KevinWriter’s review published on Letterboxd:
This review may contain spoilers.
"Psycho Killer, qu'est-ce que c'est, fa-fa-fa-fa-fa-fa-fa-fa-fa-far better" - David Byrne
I know this has been hailed as a classic for decades now. But I've heard from a few people who have seen it that they appreciate it more as a cinematic landmark than they like it. But I found Psycho very entertaining and surprisingly fast-paced when comparing it to other movies from the era. The movie begins and sucks you right into the story. Many papers have probably already been written on it, but I also want to mention just how genius the editing in this movie is. Even though it's black-and-white and almost 60 years old, it still feels so modern because of its editing and structure.

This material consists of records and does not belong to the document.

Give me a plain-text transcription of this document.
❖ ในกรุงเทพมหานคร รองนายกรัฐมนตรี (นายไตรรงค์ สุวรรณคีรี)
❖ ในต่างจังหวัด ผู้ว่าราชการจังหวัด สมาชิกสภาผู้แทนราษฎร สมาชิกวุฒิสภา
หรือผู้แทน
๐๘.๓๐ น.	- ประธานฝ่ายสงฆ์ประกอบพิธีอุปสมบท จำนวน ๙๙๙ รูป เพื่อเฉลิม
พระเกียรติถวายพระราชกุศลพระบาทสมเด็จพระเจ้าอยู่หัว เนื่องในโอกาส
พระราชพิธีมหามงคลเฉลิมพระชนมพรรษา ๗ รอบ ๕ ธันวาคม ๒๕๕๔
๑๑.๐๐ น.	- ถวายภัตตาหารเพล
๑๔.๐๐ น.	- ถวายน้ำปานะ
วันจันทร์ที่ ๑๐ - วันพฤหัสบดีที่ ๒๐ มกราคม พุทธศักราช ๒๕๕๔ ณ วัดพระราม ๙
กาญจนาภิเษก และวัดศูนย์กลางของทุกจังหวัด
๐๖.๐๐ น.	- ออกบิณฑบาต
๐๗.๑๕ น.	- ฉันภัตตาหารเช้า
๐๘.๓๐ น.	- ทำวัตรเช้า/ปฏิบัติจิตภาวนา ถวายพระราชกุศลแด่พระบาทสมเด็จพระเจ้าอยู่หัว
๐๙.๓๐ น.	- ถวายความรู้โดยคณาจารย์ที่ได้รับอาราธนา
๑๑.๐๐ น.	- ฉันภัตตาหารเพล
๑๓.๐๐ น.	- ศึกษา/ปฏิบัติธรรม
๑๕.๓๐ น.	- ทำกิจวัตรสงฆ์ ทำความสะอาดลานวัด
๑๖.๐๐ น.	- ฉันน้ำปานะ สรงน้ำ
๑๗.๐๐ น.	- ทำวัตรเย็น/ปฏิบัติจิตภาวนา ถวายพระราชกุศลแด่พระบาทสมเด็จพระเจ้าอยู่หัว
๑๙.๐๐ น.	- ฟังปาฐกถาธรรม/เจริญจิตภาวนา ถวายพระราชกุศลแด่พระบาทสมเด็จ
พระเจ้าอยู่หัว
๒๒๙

This is my first time watching it and I expected the 'shower scene' to be some kind of climax towards the end of the movie. So when Marion stepped into the shower, I expected it to be just a random shower scene and that the shower stabbing would come later. To my surprise Marion (the main character!) dies right there and then, halfway throughout the movie and the shower scene, that I've seen so many times already in pop culture references, genuinely startled me because I didn't expect it.
I wasn't sure where they'd take it from there, but I think the turn the movie takes after the death of Marion is the most genius move of the story. Instead of slowly defusing the whole situation after this climax, we stay on the high-paced rails with a highly entertaining interrogation scene which showcases Anthony Perkin's brilliant performance. And after that when another shocking death occurs, the plot once again doesn't halt in any way. The way Psycho jumps from main character to main character was a lot of fun and such a unique feature that I wonder why it's almost never done anymore (in horror movies). Maybe it's just very difficult to make the audience care for every single character and that shows the quality of Hitchcock's direction and Stefano's screenplay. And of course also the stellar acting by everyone.
As expected, Psycho never scared me, probably due to the extreme pop culture exposure and the fact that movies around 1960 were mostly more into the thriller aspect than the horror elements. Okay, maybe except for Bates' psychotic smile when he tries to kill Lila. Anthony Perkins' performance in this is incredible. But the fact that it isn't truly terrifying doesn't take anything away from Psycho. As a crime thriller with horror elements is functions perfectly. It is clearly visible how much of a landmark Psycho is in terms of thriller/horror culture. It's the movie that completely changed the genre and the concept of violence in movies. And it also makes for 109 tense and exciting minutes.